Sial, di belakangku ada tembok. Aku juga tidak bisa berteriak. Jaraknya terlalu jauh. Apa yang harus kulakukan? Pikir Claire. Dirinya bertanya-tanya dari mana pemulung ini masuk. Jalan masuk ke dalam sekolah hanyalah gerbang. Kalau benar begitu, seharusnya satpam sekolah pasti sudah mengusir pemulung ini.
“Kemarikan Kaios,” seringai pemulung itu.
Claire jatuh terduduk. Apa ini? Mengapa aku tidak bisa berdiri?
“Berikan Kaios padaku!” bentaknya.
Mulut Claire terkatup erat.
“Aku seharusnya masih berada di Mythia kalau tidak dibuang. Aku adalah tetinggi di sana. Aku punya banyak uang. Karena itu, berikan Kaios padaku. Aku akan memberikanmu banyak harta!” bentak pemulung itu dengan kasar. Tongkat di tangannya diarahkan pada Claire. “Berikan Kaios atau kamu mati.”
Buak
Sebuah tinjuan diberikan Lala pada pemulung itu. Pantas saja, aku merasakan sesuatu yang buruk menimpa Claire.

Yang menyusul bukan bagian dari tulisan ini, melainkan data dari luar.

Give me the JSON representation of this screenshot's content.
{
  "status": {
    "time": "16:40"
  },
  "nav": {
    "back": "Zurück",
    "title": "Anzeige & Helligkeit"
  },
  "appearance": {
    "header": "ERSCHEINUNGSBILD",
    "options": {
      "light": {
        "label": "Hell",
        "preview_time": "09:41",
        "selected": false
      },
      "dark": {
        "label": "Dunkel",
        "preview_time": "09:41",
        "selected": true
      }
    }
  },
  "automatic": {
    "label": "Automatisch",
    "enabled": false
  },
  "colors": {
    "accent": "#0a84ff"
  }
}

Ternyata, orang ini pelakunya.
Dua orang satpam sekolah datang dan menggiring pemulung itu keluar dari lingkungan sekolah. “Dari mana orang ini masuk?”
“Berikan padaku! Berikan Kaios kepadaku!” Teriakan pemulung itu mengundang perhatian seluruh manusia yang berada di lapangan.
Lala memandang kepergiannya. “Kamu tidak apa-apa, Claire?” tanyanya.
“Di-dia membuatku tidak bisa bergerak,” kata Claire yang masih terduduk di tanah.
Tangan Lala menarik tangan Claire. Seketika itu juga, Claire bisa bergerak.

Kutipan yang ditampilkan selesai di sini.